Eppure, per molti esperti di sicurezza informatica, il problema non è solo chi vede la posizione, ma come e dove questi dati vengono conservati. La Mappa raccoglie informazioni precise: non solo il punto in cui ti trovi quando apri l’app, ma anche i luoghi associati ai contenuti che pubblichi. Ora, messi insieme e archiviati nel tempo, questi dati possono raccontare molto più di quanto immaginiamo: abitudini quotidiane, casa, lavoro, spostamenti ricorrenti.
Il vero tema: la tracciabilità
Il punto critico non è la singola informazione, ma la continuità. Secondo i ricercatori di sicurezza, la centralizzazione di questi dati sui server di Meta — senza crittografia end-to-end — apre a scenari delicati. In teoria, quei dati potrebbero essere accessibili ai sistemi interni dell’azienda e, in caso di violazioni, diventare un bersaglio appetibile per cybercriminali.
Il rischio non è astratto: una mappa dettagliata degli spostamenti può favorire fenomeni di stalking, molestie o contatti indesiderati. E quando entrano in gioco i minori, la questione diventa ancora più sensibile. Rendere visibile la posizione, anche solo a una cerchia apparentemente fidata, può avere conseguenze che spesso vengono sottovalutate.
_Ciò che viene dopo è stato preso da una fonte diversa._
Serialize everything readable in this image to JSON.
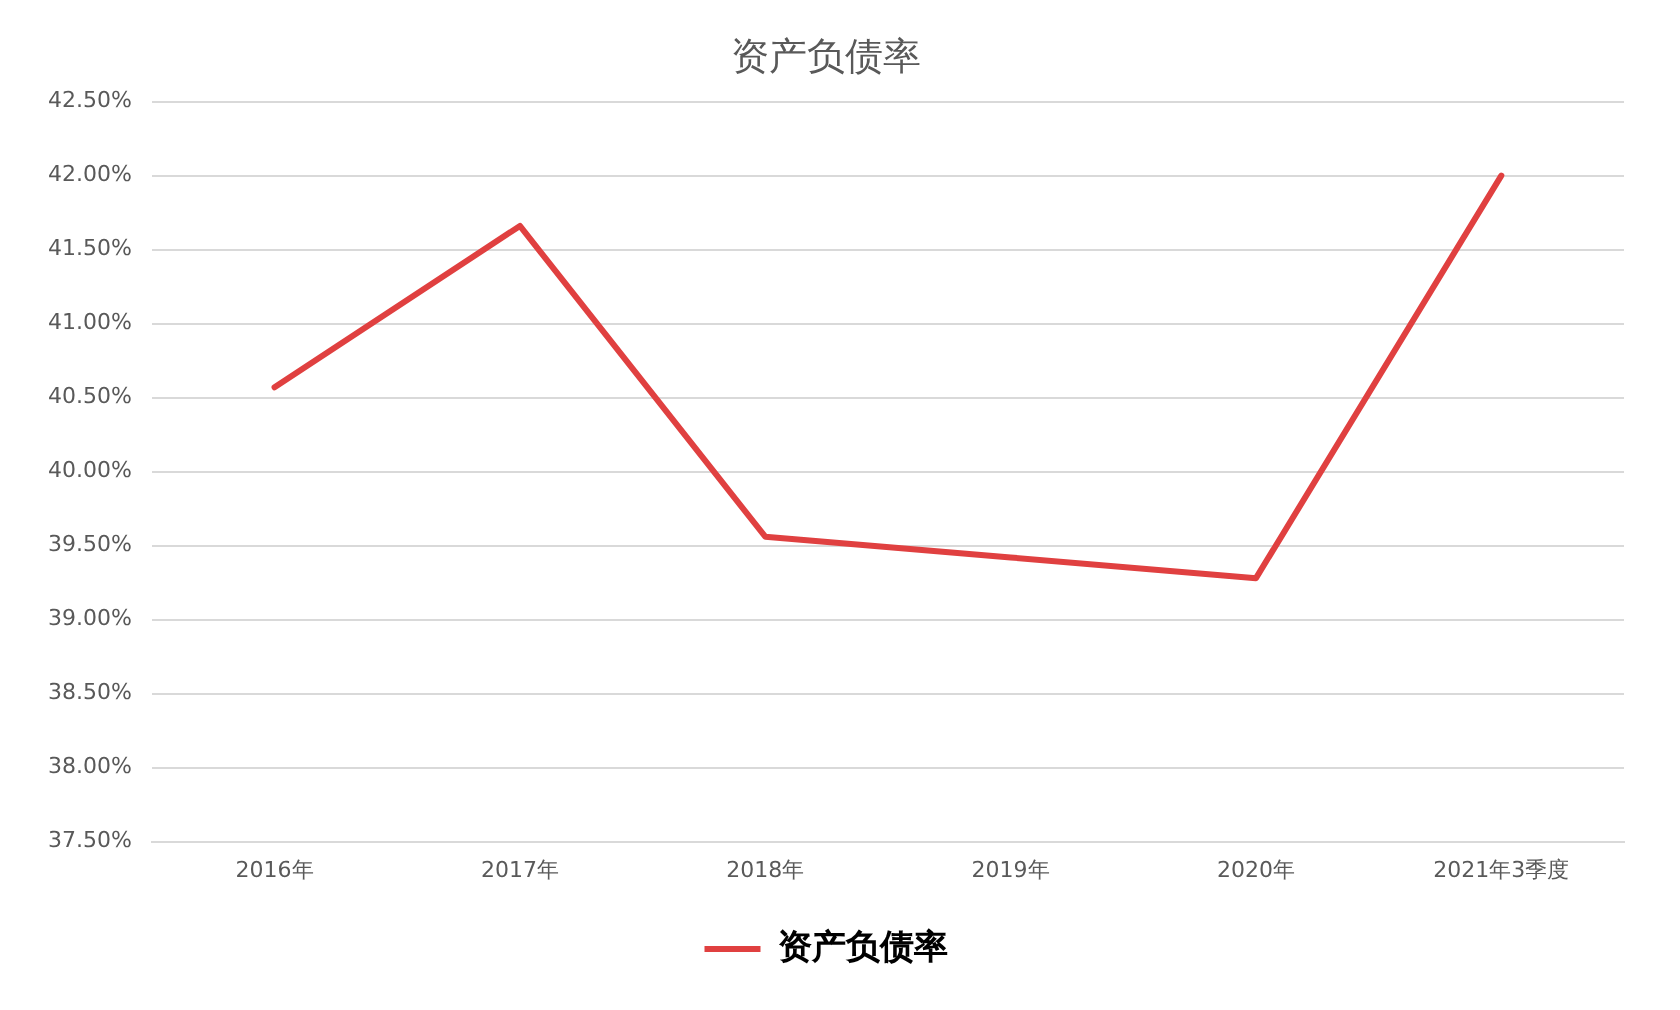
{
  "chart_data": {
    "type": "line",
    "title": "资产负债率",
    "categories": [
      "2016年",
      "2017年",
      "2018年",
      "2019年",
      "2020年",
      "2021年3季度"
    ],
    "series": [
      {
        "name": "资产负债率",
        "color": "#e04040",
        "values": [
          40.57,
          41.66,
          39.56,
          39.42,
          39.28,
          42.0
        ]
      }
    ],
    "ylim": [
      37.5,
      42.5
    ],
    "yticks": [
      {
        "value": 37.5,
        "label": "37.50%"
      },
      {
        "value": 38,
        "label": "38.00%"
      },
      {
        "value": 38.5,
        "label": "38.50%"
      },
      {
        "value": 39,
        "label": "39.00%"
      },
      {
        "value": 39.5,
        "label": "39.50%"
      },
      {
        "value": 40,
        "label": "40.00%"
      },
      {
        "value": 40.5,
        "label": "40.50%"
      },
      {
        "value": 41,
        "label": "41.00%"
      },
      {
        "value": 41.5,
        "label": "41.50%"
      },
      {
        "value": 42,
        "label": "42.00%"
      },
      {
        "value": 42.5,
        "label": "42.50%"
      }
    ],
    "grid": "y",
    "legend": "bottom",
    "marker": "none",
    "line_style": "solid"
  }
}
Dati, pubblicità e confini sempre più sottili
C’è poi un altro livello, meno visibile ma centrale nel modello di business di Meta: il targeting pubblicitario. I dati di localizzazione sono tra i più preziosi in assoluto, perché permettono una profilazione estremamente accurata. Sapere dove vai, quando e con quale frequenza significa poter costruire messaggi pubblicitari su misura, quasi chirurgici. È qui che la linea tra servizio e sfruttamento dei dati diventa sottile, soprattutto per una generazione cresciuta dando per scontata la condivisione.
Consapevolezza come unica vera difesa
Il consiglio degli esperti è semplice, ma non banale: consapevolezza prima di tutto. Molti utenti — soprattutto i più giovani — non controllano regolarmente le liste dei follower né le impostazioni di privacy. La pressione sociale fa il resto: se tutti condividono, perché non farlo anche io?
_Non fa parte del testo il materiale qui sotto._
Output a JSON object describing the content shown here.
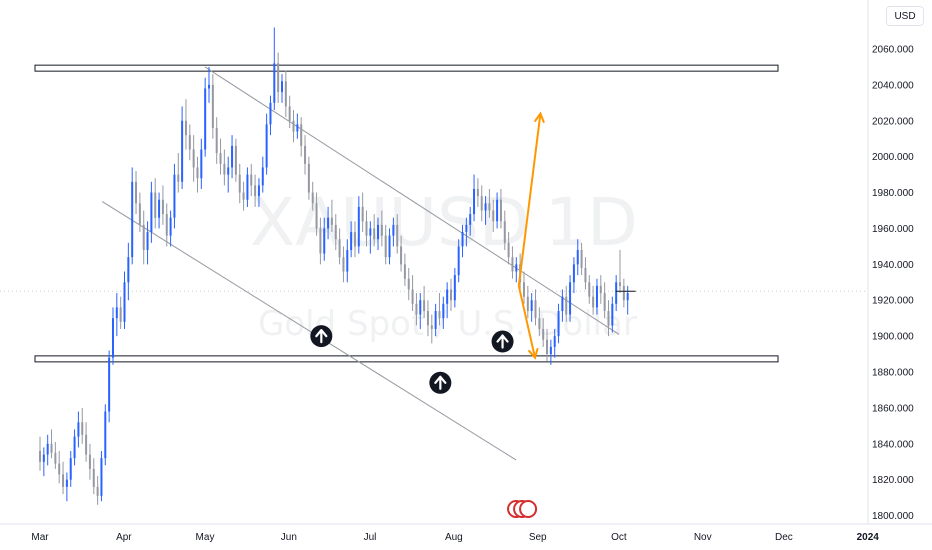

Disattivare la condivisione della posizione, limitare i permessi del dispositivo e usare strumenti come il Centro famiglia per i minori non è paranoia, ma alfabetizzazione digitale. Instagram ha introdotto alcuni promemoria visivi e avvisi più chiari, ma la responsabilità finale resta sempre dell’utente.
La domanda resta aperta
La Mappa di Instagram racconta molto del momento che stiamo vivendo: una piattaforma che vuole essere sempre più presente nella vita reale delle persone e utenti che iniziano a chiedersi quanto di quella vita vogliono davvero rendere visibile.
Condividere dove siamo può sembrare un gesto innocuo, quasi sociale. Ma in un ecosistema digitale dove ogni dato ha un valore, forse vale la pena fermarsi un attimo e chiedersi: chi sta guardando la mappa, e per quale motivo?